Opinion, Berkeley Blogs

Mubarak's mistake: The road not taken

By Malcolm Potts

In the mid-1980s I had a face-to-face interview with President Hosni Mubarak to discuss family planning. He looked at the population projections I carried and told me he was an Air Force officer and fully understood numbers and graphs. The problem was I could not get him to understand that the way his government was delivering family planning through the health system was insensitive to the needs of poor women.  In fact, the health services were so bad that women preferred to deliver a baby at home, and  perhaps risk death from postpartum hemorrhage, than go to hospital where they would be treated no better than cattle.

As a physician, I believe women everywhere have a basic human right to family planning information and methods, but Egypt also demonstrates the geopolitical consequences of failure to make family planning easy to obtain.

When I met Mubarak the population of Egypt was 50 million. When I first visited the country over a decade earlier it had been 35 million.  One of the people I worked with was a senior Cairo professor of obstetrics. He had to deal with a huge burden of botched abortions and knew perfectly well that Egyptian women wanted fewer children. He knew he had to begin with perceptions instead of an unnecessarily medicalized framework  - the road less frequented in family planning.
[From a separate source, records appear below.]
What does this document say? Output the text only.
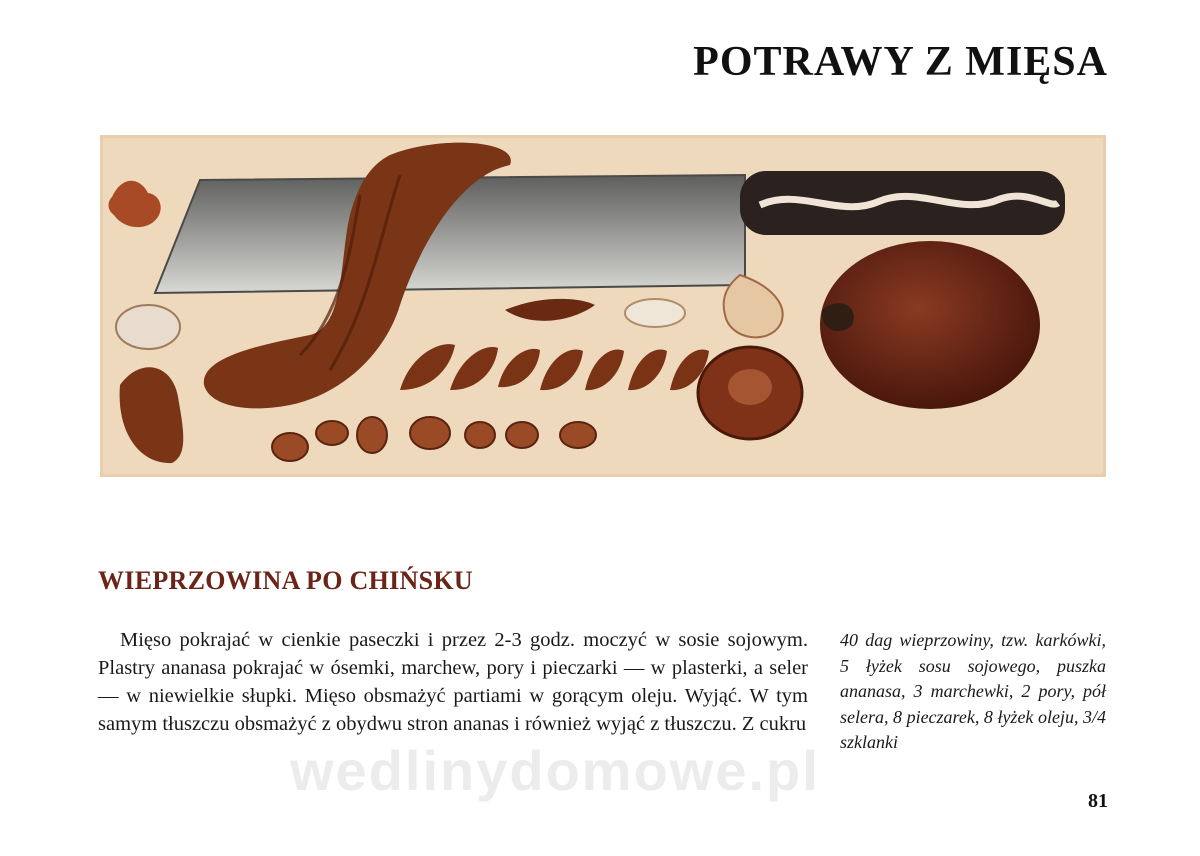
POTRAWY Z MIĘSA
WIEPRZOWINA PO CHIŃSKU

Mięso pokrajać w cienkie paseczki i przez 2-3 godz. moczyć w sosie sojowym. Plastry ananasa pokrajać w ósemki, marchew, pory i pieczarki — w plasterki, a seler — w niewielkie słupki. Mięso obsmażyć partiami w gorącym oleju. Wyjąć. W tym samym tłuszczu obsmażyć z obydwu stron ananas i również wyjąć z tłuszczu. Z cukru

40 dag wieprzowiny, tzw. karkówki, 5 łyżek sosu sojowego, puszka ananasa, 3 marchewki, 2 pory, pół selera, 8 pieczarek, 8 łyżek oleju, 3/4 szklanki

wedlinydomowe.pl	81
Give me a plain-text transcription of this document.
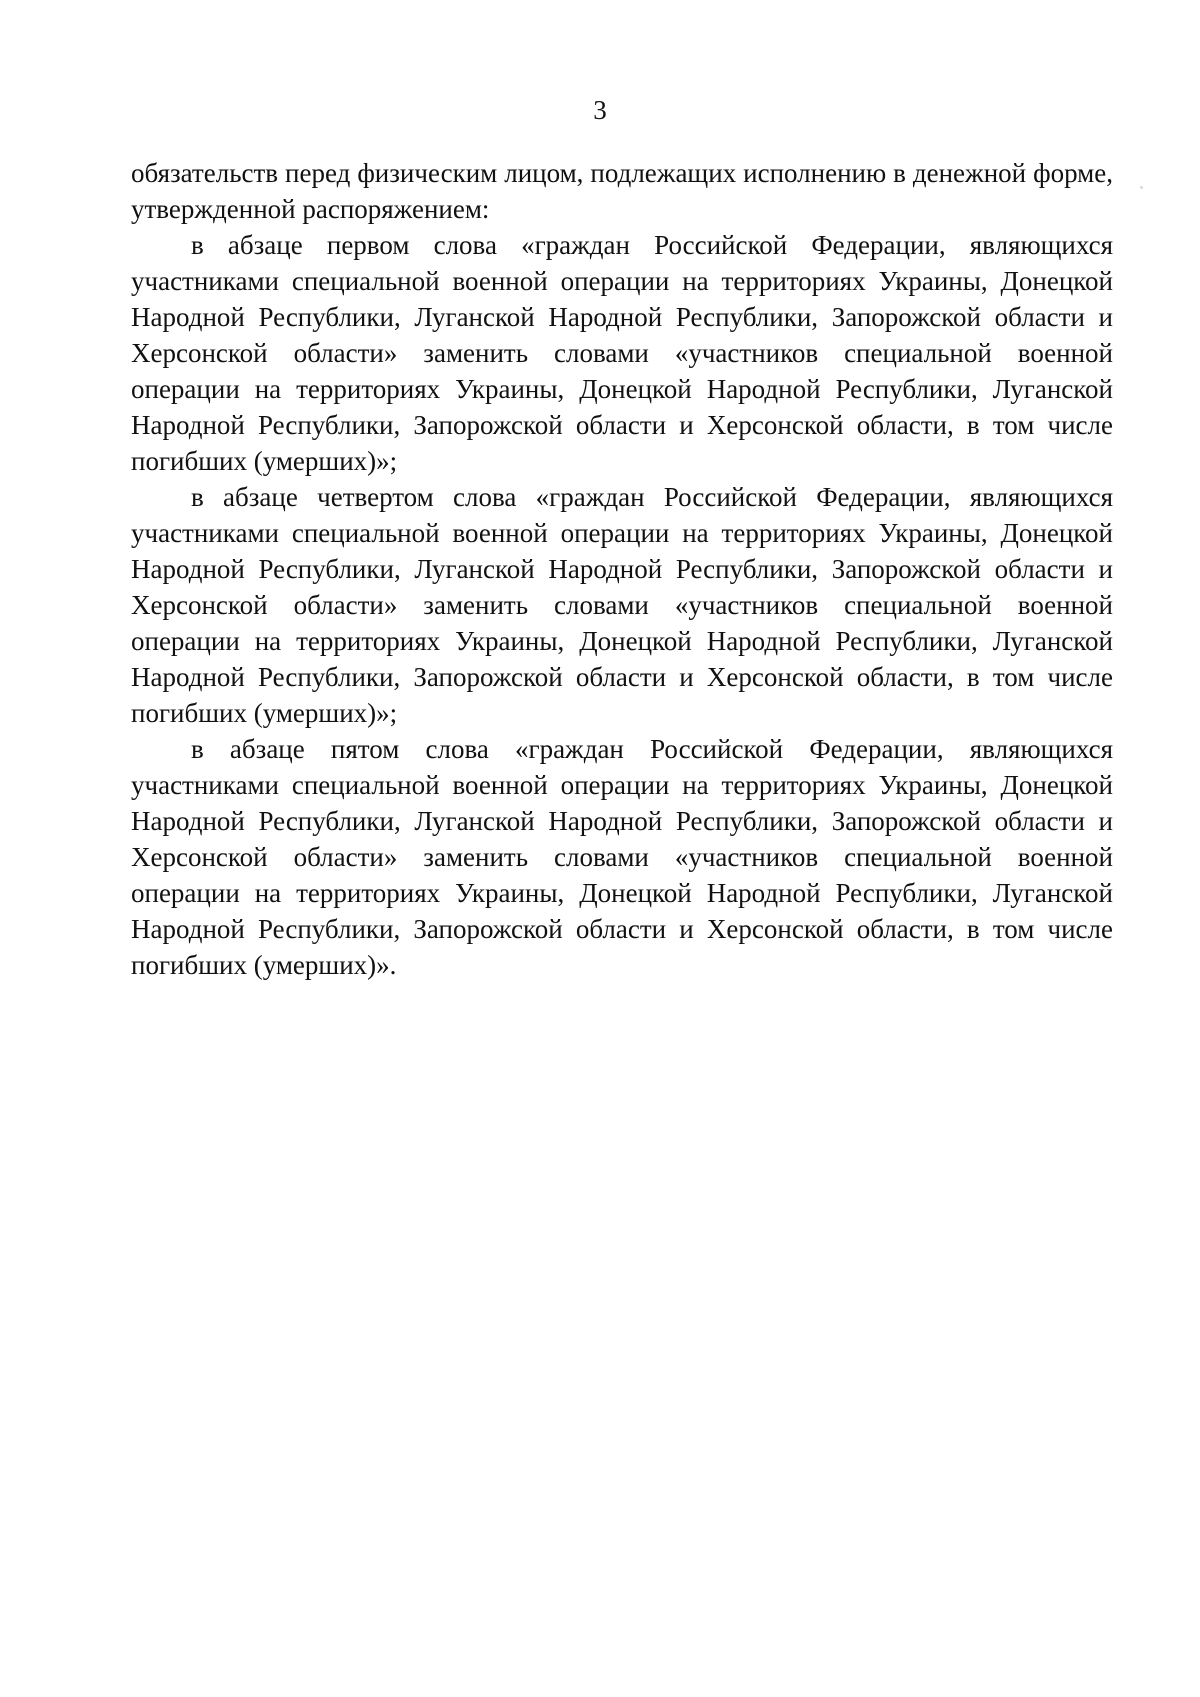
3

обязательств перед физическим лицом, подлежащих исполнению в денежной форме, утвержденной распоряжением:

в абзаце первом слова «граждан Российской Федерации, являющихся участниками специальной военной операции на территориях Украины, Донецкой Народной Республики, Луганской Народной Республики, Запорожской области и Херсонской области» заменить словами «участников специальной военной операции на территориях Украины, Донецкой Народной Республики, Луганской Народной Республики, Запорожской области и Херсонской области, в том числе погибших (умерших)»;

в абзаце четвертом слова «граждан Российской Федерации, являющихся участниками специальной военной операции на территориях Украины, Донецкой Народной Республики, Луганской Народной Республики, Запорожской области и Херсонской области» заменить словами «участников специальной военной операции на территориях Украины, Донецкой Народной Республики, Луганской Народной Республики, Запорожской области и Херсонской области, в том числе погибших (умерших)»;

в абзаце пятом слова «граждан Российской Федерации, являющихся участниками специальной военной операции на территориях Украины, Донецкой Народной Республики, Луганской Народной Республики, Запорожской области и Херсонской области» заменить словами «участников специальной военной операции на территориях Украины, Донецкой Народной Республики, Луганской Народной Республики, Запорожской области и Херсонской области, в том числе погибших (умерших)».
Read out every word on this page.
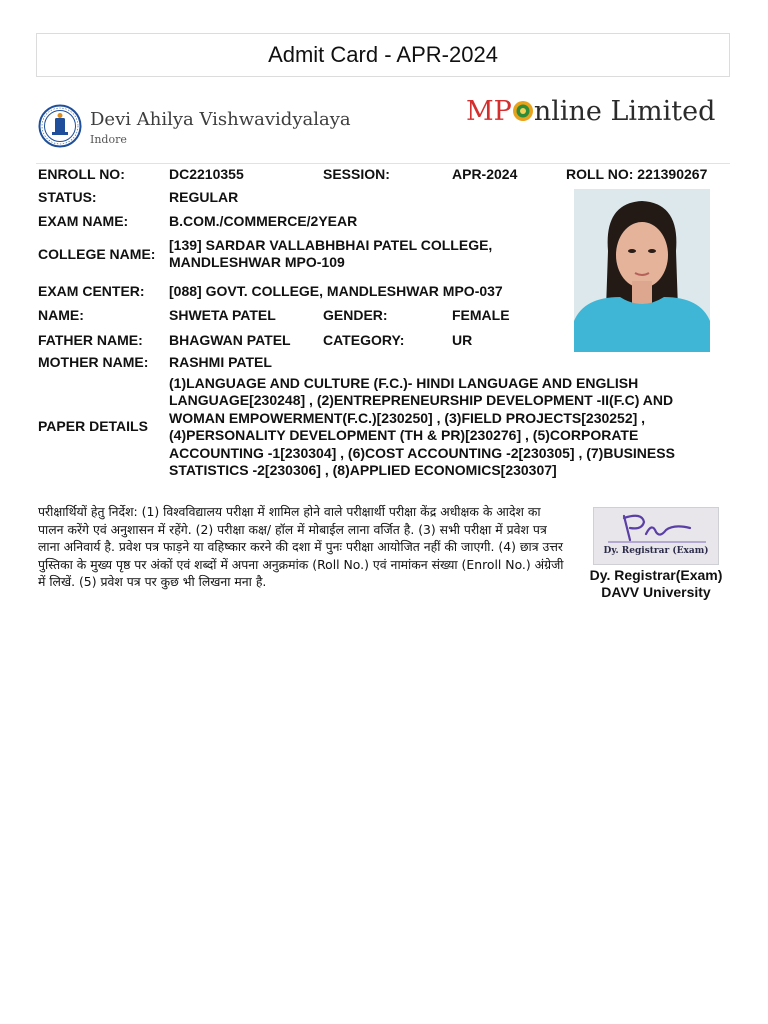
Admit Card - APR-2024
Devi Ahilya Vishwavidyalaya
Indore
MP nline Limited
ENROLL NO:	DC2210355	SESSION:	APR-2024	ROLL NO: 221390267
STATUS:	REGULAR
EXAM NAME:	B.COM./COMMERCE/2YEAR
COLLEGE NAME:
[139] SARDAR VALLABHBHAI PATEL COLLEGE, MANDLESHWAR MPO-109
EXAM CENTER: [088] GOVT. COLLEGE, MANDLESHWAR MPO-037
NAME:	SHWETA PATEL	GENDER:	FEMALE
FATHER NAME: BHAGWAN PATEL CATEGORY:	UR
MOTHER NAME: RASHMI PATEL
PAPER DETAILS
(1)LANGUAGE AND CULTURE (F.C.)- HINDI LANGUAGE AND ENGLISH LANGUAGE[230248] , (2)ENTREPRENEURSHIP DEVELOPMENT -II(F.C) AND WOMAN EMPOWERMENT(F.C.)[230250] , (3)FIELD PROJECTS[230252] , (4)PERSONALITY DEVELOPMENT (TH & PR)[230276] , (5)CORPORATE ACCOUNTING -1[230304] , (6)COST ACCOUNTING -2[230305] , (7)BUSINESS STATISTICS -2[230306] , (8)APPLIED ECONOMICS[230307]
परीक्षार्थियों हेतु निर्देश: (1) विश्वविद्यालय परीक्षा में शामिल होने वाले परीक्षार्थी परीक्षा केंद्र अधीक्षक के आदेश का पालन करेंगे एवं अनुशासन में रहेंगे. (2) परीक्षा कक्ष/ हॉल में मोबाईल लाना वर्जित है. (3) सभी परीक्षा में प्रवेश पत्र लाना अनिवार्य है. प्रवेश पत्र फाड़ने या वहिष्कार करने की दशा में पुनः परीक्षा आयोजित नहीं की जाएगी. (4) छात्र उत्तर पुस्तिका के मुख्य पृष्ठ पर अंकों एवं शब्दों में अपना अनुक्रमांक (Roll No.) एवं नामांकन संख्या (Enroll No.) अंग्रेजी में लिखें. (5) प्रवेश पत्र पर कुछ भी लिखना मना है.
Dy. Registrar (Exam)
Dy. Registrar(Exam)
DAVV University
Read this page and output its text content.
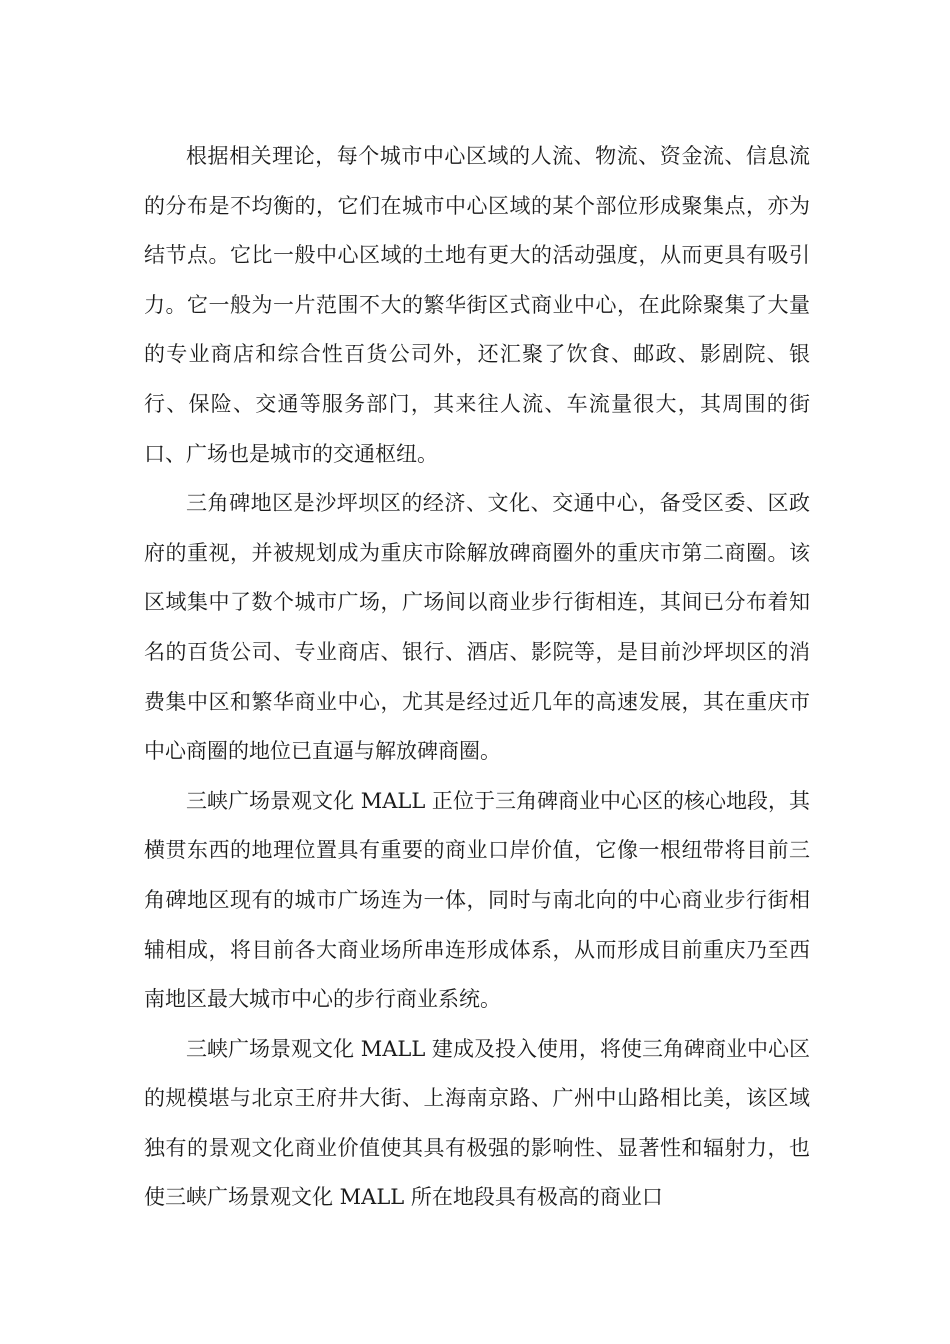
根据相关理论，每个城市中心区域的人流、物流、资金流、信息流的分布是不均衡的，它们在城市中心区域的某个部位形成聚集点，亦为结节点。它比一般中心区域的土地有更大的活动强度，从而更具有吸引力。它一般为一片范围不大的繁华街区式商业中心，在此除聚集了大量的专业商店和综合性百货公司外，还汇聚了饮食、邮政、影剧院、银行、保险、交通等服务部门，其来往人流、车流量很大，其周围的街口、广场也是城市的交通枢纽。

三角碑地区是沙坪坝区的经济、文化、交通中心，备受区委、区政府的重视，并被规划成为重庆市除解放碑商圈外的重庆市第二商圈。该区域集中了数个城市广场，广场间以商业步行街相连，其间已分布着知名的百货公司、专业商店、银行、酒店、影院等，是目前沙坪坝区的消费集中区和繁华商业中心，尤其是经过近几年的高速发展，其在重庆市中心商圈的地位已直逼与解放碑商圈。

三峡广场景观文化 MALL 正位于三角碑商业中心区的核心地段，其横贯东西的地理位置具有重要的商业口岸价值，它像一根纽带将目前三角碑地区现有的城市广场连为一体，同时与南北向的中心商业步行街相辅相成，将目前各大商业场所串连形成体系，从而形成目前重庆乃至西南地区最大城市中心的步行商业系统。

三峡广场景观文化 MALL 建成及投入使用，将使三角碑商业中心区的规模堪与北京王府井大街、上海南京路、广州中山路相比美，该区域独有的景观文化商业价值使其具有极强的影响性、显著性和辐射力，也使三峡广场景观文化 MALL 所在地段具有极高的商业口
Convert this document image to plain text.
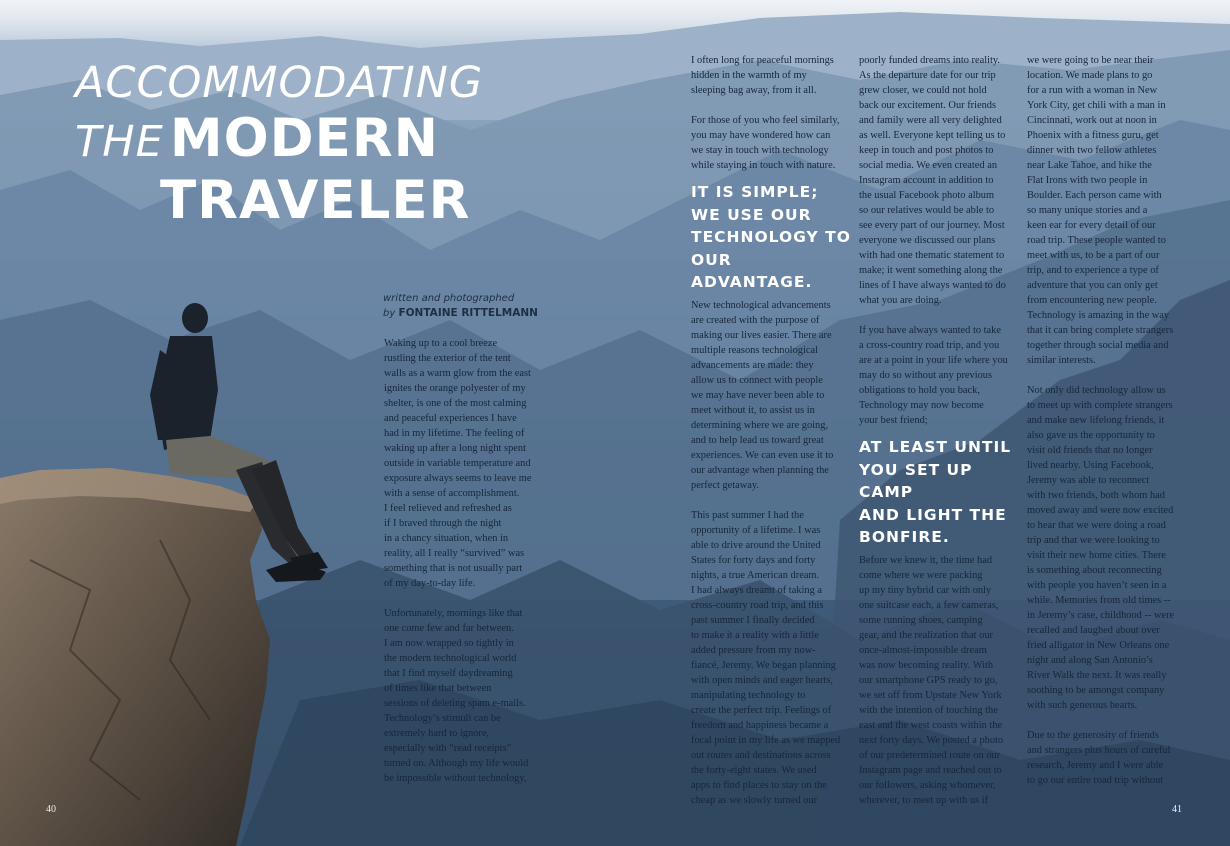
ACCOMMODATING
THE MODERN
TRAVELER
written and photographed
by FONTAINE RITTELMANN
Waking up to a cool breeze
rustling the exterior of the tent
walls as a warm glow from the east
ignites the orange polyester of my
shelter, is one of the most calming
and peaceful experiences I have
had in my lifetime. The feeling of
waking up after a long night spent
outside in variable temperature and
exposure always seems to leave me
with a sense of accomplishment.
I feel relieved and refreshed as
if I braved through the night
in a chancy situation, when in
reality, all I really “survived” was
something that is not usually part
of my day-to-day life.
Unfortunately, mornings like that
one come few and far between.
I am now wrapped so tightly in
the modern technological world
that I find myself daydreaming
of times like that between
sessions of deleting spam e-mails.
Technology’s stimuli can be
extremely hard to ignore,
especially with “read receipts”
turned on. Although my life would
be impossible without technology,
I often long for peaceful mornings
hidden in the warmth of my
sleeping bag away, from it all.
For those of you who feel similarly,
you may have wondered how can
we stay in touch with technology
while staying in touch with nature.
IT IS SIMPLE;
WE USE OUR
TECHNOLOGY TO
OUR ADVANTAGE.
New technological advancements
are created with the purpose of
making our lives easier. There are
multiple reasons technological
advancements are made: they
allow us to connect with people
we may have never been able to
meet without it, to assist us in
determining where we are going,
and to help lead us toward great
experiences. We can even use it to
our advantage when planning the
perfect getaway.
This past summer I had the
opportunity of a lifetime. I was
able to drive around the United
States for forty days and forty
nights, a true American dream.
I had always dreamt of taking a
cross-country road trip, and this
past summer I finally decided
to make it a reality with a little
added pressure from my now-
fiancé, Jeremy. We began planning
with open minds and eager hearts,
manipulating technology to
create the perfect trip. Feelings of
freedom and happiness became a
focal point in my life as we mapped
out routes and destinations across
the forty-eight states. We used
apps to find places to stay on the
cheap as we slowly turned our
poorly funded dreams into reality.
As the departure date for our trip
grew closer, we could not hold
back our excitement. Our friends
and family were all very delighted
as well. Everyone kept telling us to
keep in touch and post photos to
social media. We even created an
Instagram account in addition to
the usual Facebook photo album
so our relatives would be able to
see every part of our journey. Most
everyone we discussed our plans
with had one thematic statement to
make; it went something along the
lines of I have always wanted to do
what you are doing.
If you have always wanted to take
a cross-country road trip, and you
are at a point in your life where you
may do so without any previous
obligations to hold you back,
Technology may now become
your best friend;
AT LEAST UNTIL
YOU SET UP CAMP
AND LIGHT THE
BONFIRE.
Before we knew it, the time had
come where we were packing
up my tiny hybrid car with only
one suitcase each, a few cameras,
some running shoes, camping
gear, and the realization that our
once-almost-impossible dream
was now becoming reality. With
our smartphone GPS ready to go,
we set off from Upstate New York
with the intention of touching the
east and the west coasts within the
next forty days. We posted a photo
of our predetermined route on our
Instagram page and reached out to
our followers, asking whomever,
wherever, to meet up with us if
we were going to be near their
location. We made plans to go
for a run with a woman in New
York City, get chili with a man in
Cincinnati, work out at noon in
Phoenix with a fitness guru, get
dinner with two fellow athletes
near Lake Tahoe, and hike the
Flat Irons with two people in
Boulder. Each person came with
so many unique stories and a
keen ear for every detail of our
road trip. These people wanted to
meet with us, to be a part of our
trip, and to experience a type of
adventure that you can only get
from encountering new people.
Technology is amazing in the way
that it can bring complete strangers
together through social media and
similar interests.
Not only did technology allow us
to meet up with complete strangers
and make new lifelong friends, it
also gave us the opportunity to
visit old friends that no longer
lived nearby. Using Facebook,
Jeremy was able to reconnect
with two friends, both whom had
moved away and were now excited
to hear that we were doing a road
trip and that we were looking to
visit their new home cities. There
is something about reconnecting
with people you haven’t seen in a
while. Memories from old times --
in Jeremy’s case, childhood -- were
recalled and laughed about over
fried alligator in New Orleans one
night and along San Antonio’s
River Walk the next. It was really
soothing to be amongst company
with such generous hearts.
Due to the generosity of friends
and strangers plus hours of careful
research, Jeremy and I were able
to go our entire road trip without
40	41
But how to do you get illiterate peasant women to ask one of the best know doctors in Cairo about something as personal and embarrassing as advice on contraception? My friend’s answer was to pay a peasant woman to sit in his waiting room and gossip to the other patients. She would say, “The professor has a special device from America to stop you getting pregnant, but he only gives it to his private patients.” Many of the women, as they were leaving, screwed up their courage: “Doctor, you have a device to stop me getting pregnant?”

“Who told you that?” he would snap, pretending to be angry. Then he would explain the advantages and disadvantages of intrauterine contraception and offer to insert a device, providing the woman promised not to tell anyone else – which he knew perfectly she would do. It was a grass roots approach to family planning.

In the early 1970s, I had been asked to join a World Bank mission to support the Egyptian government’s family planning program. We visited health centers where sometimes the young doctor, fresh out of medical school, would expect bribes from his patients. One health center was locked and no one could find the key.

I was the only member of the team who had sat in front of women desperate not to be pregnant. Most of the money the Bank was giving was a loan to build health centers. I have nothing against health centers, but it is not the road I would travel to offer family planning in a country like Egypt. I asked why the World Bank was depending in health centers when the need was to take contraceptives to the women’s doorsteps.

No one listened. Nothing changed. The population of Egypt went on growing. Instead of exporting food the country began to import it. The government invested in schools and universities, but it could not create sufficient jobs for the growing number of young men.

Today, with over 80 million people, Egypt imports 60% of its wheat and last year food prices rose by over 50%. Half the population is under age 24 – these are the unemployed, frustrated  men who led the demonstrations in El Tahrir Square in central Cairo.

Other countries have gone down the road not taken. In Bangladesh, which is much poorer and less educated then Egypt, tens of millions of women now have just over two children. In the Islamic Republic of Iran, which is much less secular than Egypt, the average Iranian family has two children. When I was last in Teheran I saw the ‘Moral Police’ patrolling a public park waiting to arrest any young couple that might hold hands in public. Yet the government of Iran had the good sense to make a full range of family planning methods widely available in both the cities and villages. The birth rate has plummeted more rapidly than it did in China.

Egyptian women now average three children, which may seem a small increment over two, but demography is an unforgiving task master. By 2050 the population of Egypt will be between 110 to 150 million. Problems with employment, food prices and civil unrest will be even greater than today. I am delighted that people power won out last week, but the future of Egypt is still highly uncertain. As a result of high population growth, even a democratic government will not be able to deliver the jobs and the low-cost food the population expects.

For hundreds of millions of women around the world, access to the information and technologies they need to manage whether and when to have a child is as important a human freedom as a free press, or free elections.

Everyone in the development field, global politics and, yes, presidents of countries - whether dictatorial like deposed Hosni Mubarak in Egypt or corrupt, like Hamid Karzai in Afghanistan -  need to understand that when it comes to family planning the key is to listen to what women want, not try to tell them what to do. There is much truth in the last line of Robert Frost’s famous poem, The Road Not Taken, it “has made all the difference.”